Maintains near full-precision accuracy on various architectures and tasks

Demonstrates feasibility in resource-constrained environments

Abstract

Binary Neural Networks (BNNs) enable efficient deep learning by saving on storage and computational costs. However, as the size of neural networks continues to grow, meeting computational requirements remains a challenge. In this work, we propose a new form of quantization to tile neural network layers with sequences of bits to achieve sub-bit compression of binary-weighted neural networks. The method learns binary vectors (i.e. tiles) to populate each layer of a model via aggregation and reshaping operations. During inference, the method reuses a single tile per layer to represent the full tensor.

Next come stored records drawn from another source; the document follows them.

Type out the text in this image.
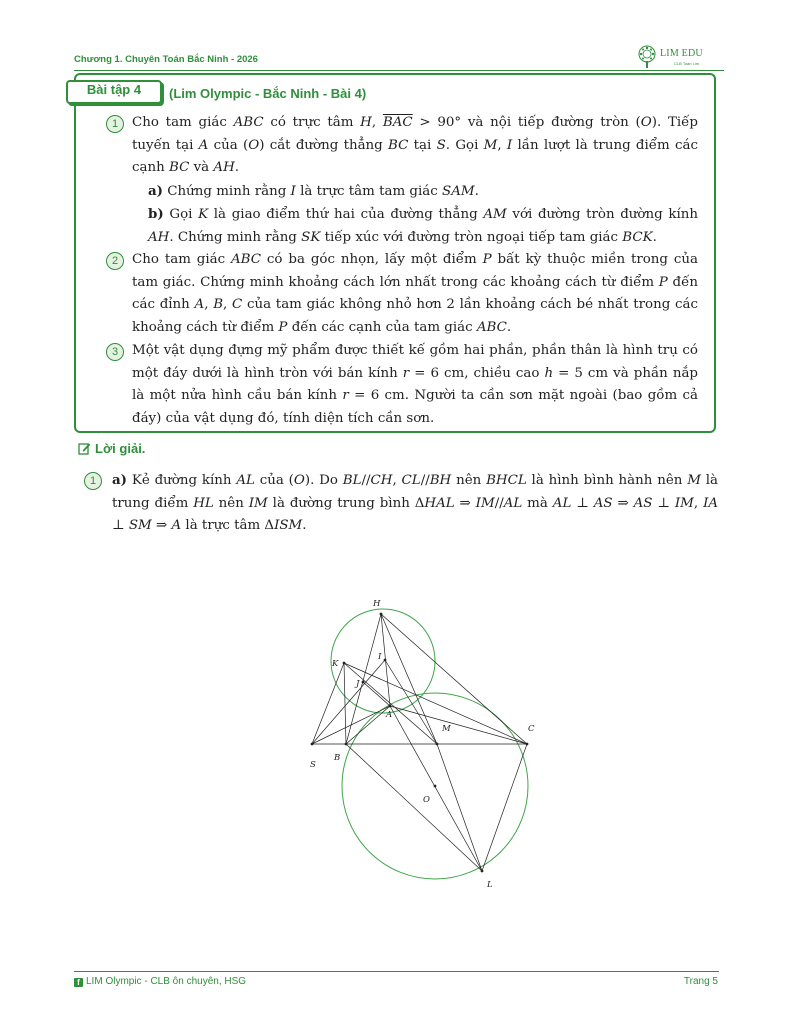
Chương 1. Chuyên Toán Bắc Ninh - 2026
LIM EDU
CLB Toán Lim
Bài tập 4	(Lim Olympic - Bắc Ninh - Bài 4)
1	Cho tam giác ABC có trực tâm H, $\overline{BAC} > 90^\circ$ và nội tiếp đường tròn (O). Tiếp tuyến tại A của (O) cắt đường thẳng BC tại S. Gọi M, I lần lượt là trung điểm các cạnh BC và AH.
a) Chứng minh rằng I là trực tâm tam giác SAM.
b) Gọi K là giao điểm thứ hai của đường thẳng AM với đường tròn đường kính AH. Chứng minh rằng SK tiếp xúc với đường tròn ngoại tiếp tam giác BCK.
2	Cho tam giác ABC có ba góc nhọn, lấy một điểm P bất kỳ thuộc miền trong của tam giác. Chứng minh khoảng cách lớn nhất trong các khoảng cách từ điểm P đến các đỉnh A, B, C của tam giác không nhỏ hơn 2 lần khoảng cách bé nhất trong các khoảng cách từ điểm P đến các cạnh của tam giác ABC.
3	Một vật dụng đựng mỹ phẩm được thiết kế gồm hai phần, phần thân là hình trụ có một đáy dưới là hình tròn với bán kính r = 6 cm, chiều cao h = 5 cm và phần nắp là một nửa hình cầu bán kính r = 6 cm. Người ta cần sơn mặt ngoài (bao gồm cả đáy) của vật dụng đó, tính diện tích cần sơn.
Lời giải.
1	a) Kẻ đường kính AL của (O). Do BL//CH, CL//BH nên BHCL là hình bình hành nên M là trung điểm HL nên IM là đường trung bình ΔHAL ⇒ IM//AL mà AL ⊥ AS ⇒ AS ⊥ IM, IA ⊥ SM ⇒ A là trực tâm ΔISM.
H
K
I
J
A
M	C
S
B
O
L
f LIM Olympic - CLB ôn chuyên, HSG	Trang 5
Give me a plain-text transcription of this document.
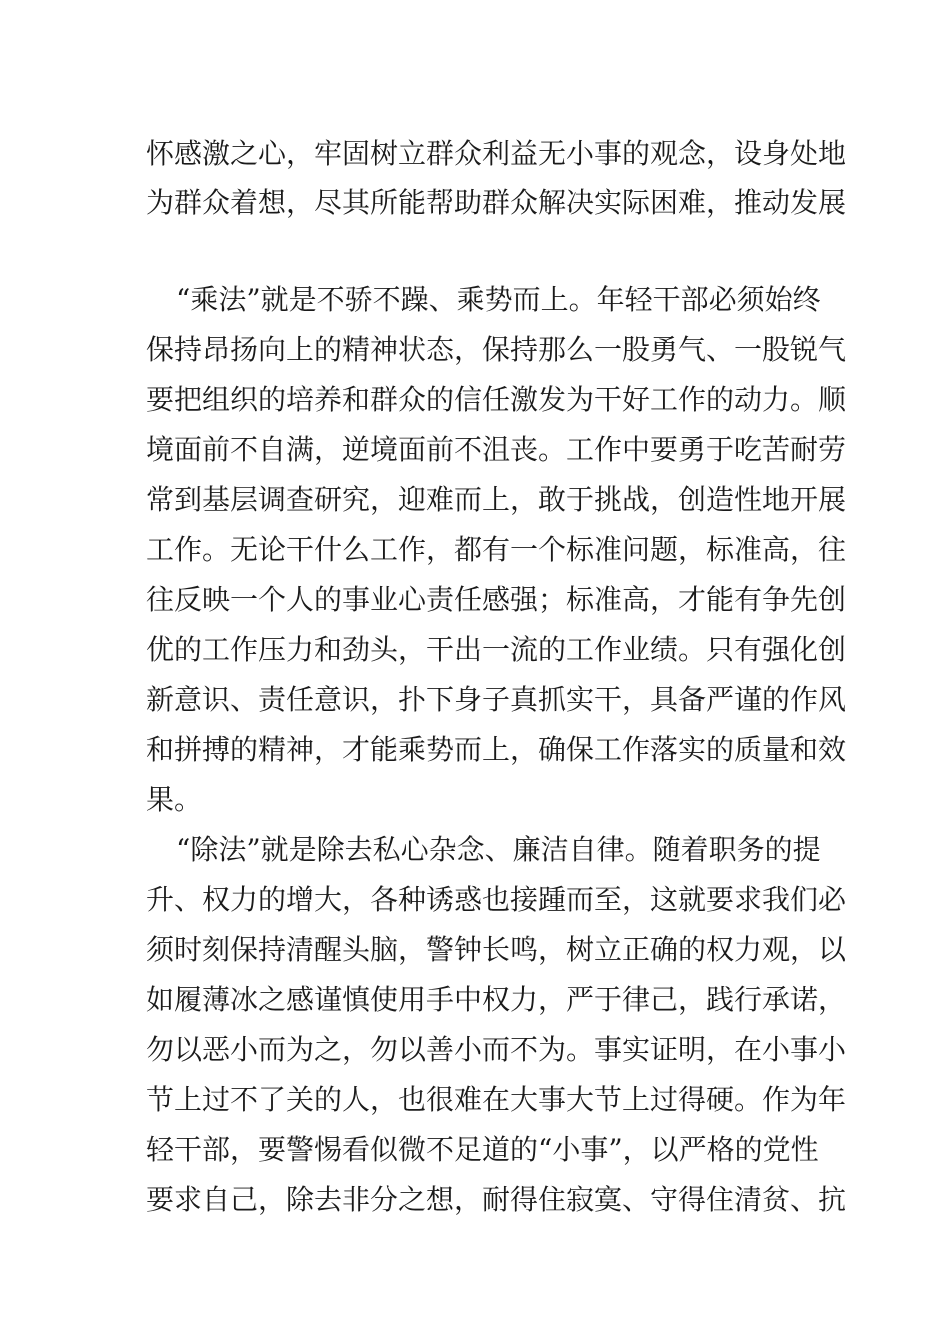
怀感激之心，牢固树立群众利益无小事的观念，设身处地
为群众着想，尽其所能帮助群众解决实际困难，推动发展
“乘法”就是不骄不躁、乘势而上。年轻干部必须始终
保持昂扬向上的精神状态，保持那么一股勇气、一股锐气
要把组织的培养和群众的信任激发为干好工作的动力。顺
境面前不自满，逆境面前不沮丧。工作中要勇于吃苦耐劳
常到基层调查研究，迎难而上，敢于挑战，创造性地开展
工作。无论干什么工作，都有一个标准问题，标准高，往
往反映一个人的事业心责任感强；标准高，才能有争先创
优的工作压力和劲头，干出一流的工作业绩。只有强化创
新意识、责任意识，扑下身子真抓实干，具备严谨的作风
和拼搏的精神，才能乘势而上，确保工作落实的质量和效
果。
“除法”就是除去私心杂念、廉洁自律。随着职务的提
升、权力的增大，各种诱惑也接踵而至，这就要求我们必
须时刻保持清醒头脑，警钟长鸣，树立正确的权力观，以
如履薄冰之感谨慎使用手中权力，严于律己，践行承诺，
勿以恶小而为之，勿以善小而不为。事实证明，在小事小
节上过不了关的人，也很难在大事大节上过得硬。作为年
轻干部，要警惕看似微不足道的“小事”，以严格的党性
要求自己，除去非分之想，耐得住寂寞、守得住清贫、抗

We employ the approach to both fully-connected and convolutional layers, which make up the breadth of space in most neural architectures. Empirically, the approach achieves near fullprecision performance on a diverse range of architectures (CNNs, Transformers, MLPs) and tasks (classification, segmentation, and time series forecasting) with up to an 8x reduction in size compared to binary-weighted models. We provide two implementations for Tiled Bit Networks: 1) we deploy the model to a microcontroller to assess its feasibility in resource-constrained environments, and 2) a GPU-compatible inference kernel to facilitate the reuse of a single tile per layer in memory.